Physical recovery is only part of the what we deal with from brain injury.
Brain injury survivors such as Rachel, Peggy, Douglas, Melanie, and Sarah (and myself!) also deal with unexpected social consequences, which in large part involve a lack of immediacy.
SBIF – let’s be honest – kind of sucks. It does what it can – let’s also not be too harsh – but that’s not enough for everyone. That’s the beginning.
Survivors have different injuries and different needs; one all-encompassing group doesn’t really aid all of these individual needs.
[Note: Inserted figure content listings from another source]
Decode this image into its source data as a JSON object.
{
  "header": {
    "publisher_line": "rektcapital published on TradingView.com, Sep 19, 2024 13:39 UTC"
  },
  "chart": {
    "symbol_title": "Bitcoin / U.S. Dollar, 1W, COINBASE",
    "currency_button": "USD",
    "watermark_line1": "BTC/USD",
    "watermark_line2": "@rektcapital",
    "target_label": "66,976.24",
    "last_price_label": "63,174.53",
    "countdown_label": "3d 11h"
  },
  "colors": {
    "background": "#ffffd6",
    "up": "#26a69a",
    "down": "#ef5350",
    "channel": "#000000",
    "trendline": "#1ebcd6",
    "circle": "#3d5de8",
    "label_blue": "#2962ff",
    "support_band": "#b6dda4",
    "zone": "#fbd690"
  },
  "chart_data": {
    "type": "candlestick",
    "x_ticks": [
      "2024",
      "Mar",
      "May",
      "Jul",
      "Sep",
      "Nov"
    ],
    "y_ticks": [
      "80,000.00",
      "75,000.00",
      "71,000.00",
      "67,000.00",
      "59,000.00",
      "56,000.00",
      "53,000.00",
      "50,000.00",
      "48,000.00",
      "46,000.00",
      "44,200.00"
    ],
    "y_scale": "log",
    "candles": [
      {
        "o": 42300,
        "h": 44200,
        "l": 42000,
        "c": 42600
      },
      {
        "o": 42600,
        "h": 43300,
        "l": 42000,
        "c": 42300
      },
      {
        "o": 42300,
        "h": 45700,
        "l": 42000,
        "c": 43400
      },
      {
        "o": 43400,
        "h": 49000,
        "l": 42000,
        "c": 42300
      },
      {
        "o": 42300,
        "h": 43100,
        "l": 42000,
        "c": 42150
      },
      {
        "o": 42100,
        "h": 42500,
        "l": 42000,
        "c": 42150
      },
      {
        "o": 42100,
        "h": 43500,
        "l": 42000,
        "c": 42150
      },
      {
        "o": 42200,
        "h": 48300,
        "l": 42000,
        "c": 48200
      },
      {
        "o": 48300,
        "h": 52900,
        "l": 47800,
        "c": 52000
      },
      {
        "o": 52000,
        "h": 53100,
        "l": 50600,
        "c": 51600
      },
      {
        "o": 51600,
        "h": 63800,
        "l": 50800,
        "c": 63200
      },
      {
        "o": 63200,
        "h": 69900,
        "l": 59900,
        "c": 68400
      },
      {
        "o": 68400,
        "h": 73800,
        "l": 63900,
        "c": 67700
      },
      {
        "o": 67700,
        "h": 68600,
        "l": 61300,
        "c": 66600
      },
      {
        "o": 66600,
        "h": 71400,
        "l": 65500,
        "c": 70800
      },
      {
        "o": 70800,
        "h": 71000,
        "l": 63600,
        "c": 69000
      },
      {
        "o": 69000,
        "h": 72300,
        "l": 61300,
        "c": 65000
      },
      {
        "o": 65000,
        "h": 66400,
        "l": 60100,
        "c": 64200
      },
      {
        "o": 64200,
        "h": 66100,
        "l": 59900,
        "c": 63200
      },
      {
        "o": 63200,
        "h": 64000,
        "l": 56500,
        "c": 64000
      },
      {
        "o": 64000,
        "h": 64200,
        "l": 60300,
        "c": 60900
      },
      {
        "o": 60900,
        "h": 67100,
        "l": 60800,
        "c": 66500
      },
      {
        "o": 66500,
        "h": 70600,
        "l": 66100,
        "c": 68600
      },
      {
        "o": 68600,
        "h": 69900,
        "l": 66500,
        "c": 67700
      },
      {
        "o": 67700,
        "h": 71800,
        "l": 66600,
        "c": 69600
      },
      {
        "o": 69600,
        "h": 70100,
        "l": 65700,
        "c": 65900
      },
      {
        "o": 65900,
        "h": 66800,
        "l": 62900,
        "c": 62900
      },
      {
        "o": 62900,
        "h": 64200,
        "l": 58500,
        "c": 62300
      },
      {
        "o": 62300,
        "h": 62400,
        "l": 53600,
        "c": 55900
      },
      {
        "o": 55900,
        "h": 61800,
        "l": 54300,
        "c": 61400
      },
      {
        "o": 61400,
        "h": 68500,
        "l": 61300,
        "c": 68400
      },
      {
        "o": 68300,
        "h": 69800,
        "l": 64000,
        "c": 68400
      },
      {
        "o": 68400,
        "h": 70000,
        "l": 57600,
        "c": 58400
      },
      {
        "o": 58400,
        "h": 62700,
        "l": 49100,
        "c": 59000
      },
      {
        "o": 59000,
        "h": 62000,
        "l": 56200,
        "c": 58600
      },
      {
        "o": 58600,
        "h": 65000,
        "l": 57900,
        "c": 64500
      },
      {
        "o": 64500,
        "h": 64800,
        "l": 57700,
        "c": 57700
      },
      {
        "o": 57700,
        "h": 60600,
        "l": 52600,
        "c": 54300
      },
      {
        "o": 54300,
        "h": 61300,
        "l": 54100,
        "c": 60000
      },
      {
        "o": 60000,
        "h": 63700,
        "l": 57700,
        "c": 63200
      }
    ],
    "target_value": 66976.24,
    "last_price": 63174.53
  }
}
Hmm, no big deal, right? Well…
Lacking immediate social support from non-brain injury survivors and brain injury survivors alike can further hinder survivors’ emotional well-being and identity reconstruction as we make sense of our experiences and attempt to create a (somewhat) new identity.
Or at least an identity that’s different from before, because duh, we had a brain injury. We’re settling in to a “new normal,” if you will (Harter, 2013).
Current research suggests that a lack of immediate social support after traumatic events can harm individuals’ sense of self and recovery, slowing or preventing emotional recovery from happening altogether (Ergh et al., 2002; Gillespie et al., 2010).
And yet, in the midst of these experiences that lack immediacy, brain injury survivors also report numerous instances of empowering social support, which surface in others’ ability to relate to their experiences.
See? I told you there’s hope. We’ll get there soon.